The Impact on Nebraska
While we are feeling the effect of the pilot shortage nationwide and, arguably, worldwide, Nebraska has also seen some specific impacts as well.
“Look at how many flights the major and regional airlines have canceled, and how many routes from Nebraska airports have either been put on temporary hold or deleted, with no indication they will ever return,” said Jerome Howard, chief flight instructor at REVV Aviation. REVV Aviation is the flight training vendor for the UNO Omaha Aviation Institute.

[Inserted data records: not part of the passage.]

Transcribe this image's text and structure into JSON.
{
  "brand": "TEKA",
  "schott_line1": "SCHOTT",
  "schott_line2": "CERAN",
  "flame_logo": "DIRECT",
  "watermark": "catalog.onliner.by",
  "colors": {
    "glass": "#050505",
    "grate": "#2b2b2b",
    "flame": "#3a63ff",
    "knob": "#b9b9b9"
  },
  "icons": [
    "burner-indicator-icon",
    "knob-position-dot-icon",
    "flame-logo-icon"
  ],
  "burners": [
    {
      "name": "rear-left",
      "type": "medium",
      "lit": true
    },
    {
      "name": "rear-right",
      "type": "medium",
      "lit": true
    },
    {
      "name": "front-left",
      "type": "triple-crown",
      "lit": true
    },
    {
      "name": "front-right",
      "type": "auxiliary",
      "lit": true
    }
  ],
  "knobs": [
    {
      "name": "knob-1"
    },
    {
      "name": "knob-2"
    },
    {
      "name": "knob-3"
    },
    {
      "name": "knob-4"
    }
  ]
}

“This has a direct effect on the economy and people’s lives. In 2018, the Aviation Workforce Alliance published a report on how pilot shortage impacts each state. By the year 2026, the report indicated Nebraska could lose a significant number of jobs, which will affect the economic impact in the state, and so on. It is a domino effect.”

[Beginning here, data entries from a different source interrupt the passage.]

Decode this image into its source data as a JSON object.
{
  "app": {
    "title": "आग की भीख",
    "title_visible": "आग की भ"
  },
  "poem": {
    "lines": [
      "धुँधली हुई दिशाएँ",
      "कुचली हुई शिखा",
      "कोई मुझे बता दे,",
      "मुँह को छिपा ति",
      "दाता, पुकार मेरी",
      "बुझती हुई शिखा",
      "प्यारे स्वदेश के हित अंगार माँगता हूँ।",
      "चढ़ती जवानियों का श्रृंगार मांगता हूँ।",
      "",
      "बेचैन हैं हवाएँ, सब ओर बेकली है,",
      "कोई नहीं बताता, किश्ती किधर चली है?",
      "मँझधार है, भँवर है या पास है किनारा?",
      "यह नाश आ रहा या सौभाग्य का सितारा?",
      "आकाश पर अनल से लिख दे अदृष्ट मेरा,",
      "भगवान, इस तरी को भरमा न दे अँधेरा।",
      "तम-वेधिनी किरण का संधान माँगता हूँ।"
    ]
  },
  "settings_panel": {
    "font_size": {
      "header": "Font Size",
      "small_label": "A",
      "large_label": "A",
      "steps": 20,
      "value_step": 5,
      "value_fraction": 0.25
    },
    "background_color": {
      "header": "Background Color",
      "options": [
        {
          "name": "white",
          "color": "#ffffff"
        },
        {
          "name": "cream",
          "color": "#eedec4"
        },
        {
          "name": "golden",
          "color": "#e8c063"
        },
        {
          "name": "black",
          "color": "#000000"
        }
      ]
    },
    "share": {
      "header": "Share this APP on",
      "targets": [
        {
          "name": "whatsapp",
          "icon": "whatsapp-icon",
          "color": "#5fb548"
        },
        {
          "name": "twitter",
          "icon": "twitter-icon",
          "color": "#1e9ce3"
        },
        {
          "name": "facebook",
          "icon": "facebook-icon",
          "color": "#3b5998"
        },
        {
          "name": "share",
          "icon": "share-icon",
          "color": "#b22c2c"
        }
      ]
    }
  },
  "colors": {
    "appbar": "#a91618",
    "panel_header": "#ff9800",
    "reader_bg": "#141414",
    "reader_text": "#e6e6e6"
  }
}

Vlasek noted the biggest impact on Nebraska has been the flight cancelations and delays over the past year.
“The reason for delays ranges from TSA and Air Traffic Control staffing issues to weather, to more people wanting to get away and go on vacation,” he said. “Yes, the pilot shortage has played into this as well.

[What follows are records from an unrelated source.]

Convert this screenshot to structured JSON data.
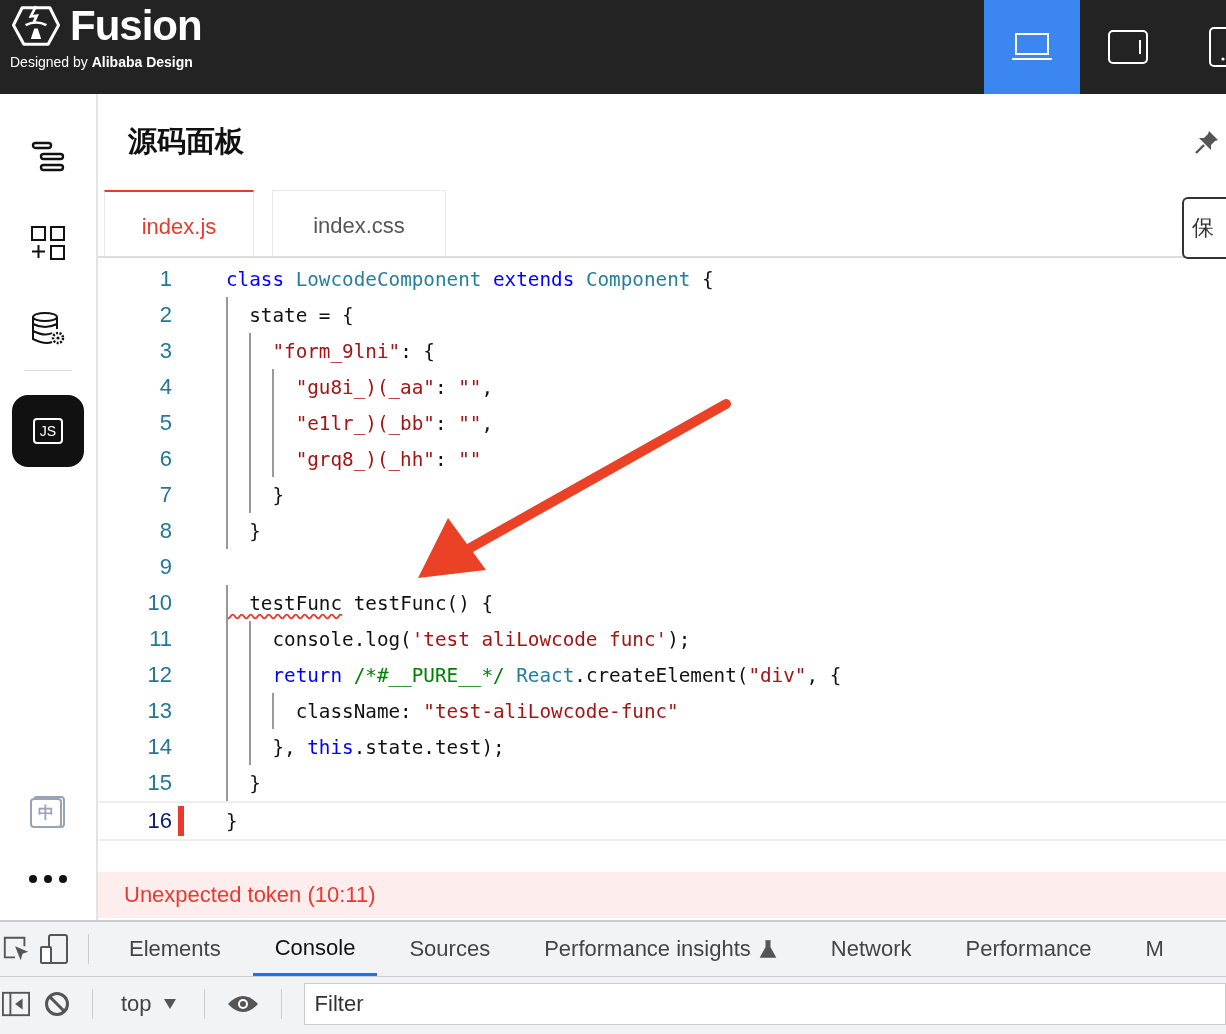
{
  "header": {
    "logo_title": "Fusion",
    "logo_subtitle": "Designed by **Alibaba Design**",
    "devices": [
      {
        "kind": "desktop",
        "selected": true
      },
      {
        "kind": "tablet",
        "selected": false
      },
      {
        "kind": "phone",
        "selected": false
      }
    ]
  },
  "sidebar": {
    "items": [
      {
        "kind": "outline",
        "selected": false
      },
      {
        "kind": "components",
        "selected": false
      },
      {
        "kind": "datasource",
        "selected": false
      },
      {
        "kind": "js",
        "label": "JS",
        "selected": true
      }
    ],
    "bottom": [
      {
        "kind": "lang",
        "label": "中"
      },
      {
        "kind": "more"
      }
    ]
  },
  "panel": {
    "title": "源码面板",
    "save_button": "保",
    "tabs": [
      {
        "label": "index.js",
        "selected": true
      },
      {
        "label": "index.css",
        "selected": false
      }
    ],
    "lines": [
      {
        "number": "1",
        "current": false,
        "tokens": [
          {
            "kind": "keyword",
            "text": "class "
          },
          {
            "kind": "type",
            "text": "LowcodeComponent "
          },
          {
            "kind": "keyword",
            "text": "extends "
          },
          {
            "kind": "type",
            "text": "Component "
          },
          {
            "kind": "plain",
            "text": "{"
          }
        ]
      },
      {
        "number": "2",
        "current": false,
        "tokens": [
          {
            "kind": "plain",
            "text": "  state = {"
          }
        ]
      },
      {
        "number": "3",
        "current": false,
        "tokens": [
          {
            "kind": "string",
            "text": "    \"form_9lni\""
          },
          {
            "kind": "plain",
            "text": ": {"
          }
        ]
      },
      {
        "number": "4",
        "current": false,
        "tokens": [
          {
            "kind": "string",
            "text": "      \"gu8i_)(_aa\""
          },
          {
            "kind": "plain",
            "text": ": "
          },
          {
            "kind": "string",
            "text": "\"\""
          },
          {
            "kind": "plain",
            "text": ","
          }
        ]
      },
      {
        "number": "5",
        "current": false,
        "tokens": [
          {
            "kind": "string",
            "text": "      \"e1lr_)(_bb\""
          },
          {
            "kind": "plain",
            "text": ": "
          },
          {
            "kind": "string",
            "text": "\"\""
          },
          {
            "kind": "plain",
            "text": ","
          }
        ]
      },
      {
        "number": "6",
        "current": false,
        "tokens": [
          {
            "kind": "string",
            "text": "      \"grq8_)(_hh\""
          },
          {
            "kind": "plain",
            "text": ": "
          },
          {
            "kind": "string",
            "text": "\"\""
          }
        ]
      },
      {
        "number": "7",
        "current": false,
        "tokens": [
          {
            "kind": "plain",
            "text": "    }"
          }
        ]
      },
      {
        "number": "8",
        "current": false,
        "tokens": [
          {
            "kind": "plain",
            "text": "  }"
          }
        ]
      },
      {
        "number": "9",
        "current": false
      },
      {
        "number": "10",
        "current": false,
        "tokens": [
          {
            "kind": "error",
            "text": "  testFunc"
          },
          {
            "kind": "plain",
            "text": " testFunc() {"
          }
        ]
      },
      {
        "number": "11",
        "current": false,
        "tokens": [
          {
            "kind": "plain",
            "text": "    console.log("
          },
          {
            "kind": "string",
            "text": "'test aliLowcode func'"
          },
          {
            "kind": "plain",
            "text": ");"
          }
        ]
      },
      {
        "number": "12",
        "current": false,
        "tokens": [
          {
            "kind": "keyword",
            "text": "    return "
          },
          {
            "kind": "comment",
            "text": "/*#__PURE__*/ "
          },
          {
            "kind": "type",
            "text": "React"
          },
          {
            "kind": "plain",
            "text": ".createElement("
          },
          {
            "kind": "string",
            "text": "\"div\""
          },
          {
            "kind": "plain",
            "text": ", {"
          }
        ]
      },
      {
        "number": "13",
        "current": false,
        "tokens": [
          {
            "kind": "plain",
            "text": "      className: "
          },
          {
            "kind": "string",
            "text": "\"test-aliLowcode-func\""
          }
        ]
      },
      {
        "number": "14",
        "current": false,
        "tokens": [
          {
            "kind": "plain",
            "text": "    }, "
          },
          {
            "kind": "keyword",
            "text": "this"
          },
          {
            "kind": "plain",
            "text": ".state.test);"
          }
        ]
      },
      {
        "number": "15",
        "current": false,
        "tokens": [
          {
            "kind": "plain",
            "text": "  }"
          }
        ]
      },
      {
        "number": "16",
        "current": true,
        "tokens": [
          {
            "kind": "plain",
            "text": "}"
          }
        ]
      }
    ],
    "error": "Unexpected token (10:11)"
  },
  "devtools": {
    "tabs": [
      {
        "label": "Elements",
        "selected": false
      },
      {
        "label": "Console",
        "selected": true
      },
      {
        "label": "Sources",
        "selected": false
      },
      {
        "label": "Performance insights",
        "selected": false,
        "experimental": true
      },
      {
        "label": "Network",
        "selected": false
      },
      {
        "label": "Performance",
        "selected": false
      },
      {
        "label": "M",
        "selected": false
      }
    ],
    "context": "top",
    "filter_placeholder": "Filter"
  }
}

“Central and western Nebraska cities that rely on Essential Air Service (EAS) may encounter the impact of this more than Omaha does. This does not mean that Omaha is immune to it. Some of the airlines that have provided EAS have gone out of business because they cannot find a pilot to fly their aircraft. Communities that have air service rely on it … according to the Regional Airline Association, two airports have lost more than 25% of service in Nebraska.”
The Importance of Education
Howard said that one of the first steps for welcoming more aviation professionals into the industry is by educating them about the benefits of working in it.
“In lots of cases, it is a lack of interest, or not knowing that being a pilot is an option for a career,” he said. “A good majority of those in the collegiate environment are studying for traditional careers in medicine, engineering, law, etc. Being a pilot isn’t a consideration for most people.”
Howard noted that REVV Aviation is doing its best to draw people into the industry, but it can be difficult with training being costly. However, salaries are increasing, and this is allowing for increased enrollment into aviation education programs.
“With sign-on and retention bonuses, the industry has made it very attractive to be a pilot,” he said.
At REVV, training includes private, instrument, commercial, multi-engine, instructor and airline transport pilot programs.
“Together with the university, we work to train and prepare prospective pilots for a career as a professional pilot,” he said. “Once our students have the necessary ratings and certificates, they can work as an instructor here to gain the hours airlines require before they hire a prospective candidate.
“Education is a huge component in the industry. We have seven flight schools throughout the Midwest region, and we’re connecting with colleges in each of those locations to set up a similar partnership like we have with the University of Nebraska at Omaha.”
Poole noted that the amount of time that it takes for pilots to train is significant, with the typical airline requiring about 1,500 hours of flight time before hiring. That requires patience and an understanding that the shortage may be something that we’ll deal with for a while.
“Whether you want to fly for a living or be in maintenance, it’s an incredible time to get into this industry,” Poole said. “An aviation student could literally go anywhere in the world. It’s a great time to get involved and get passionate about it.”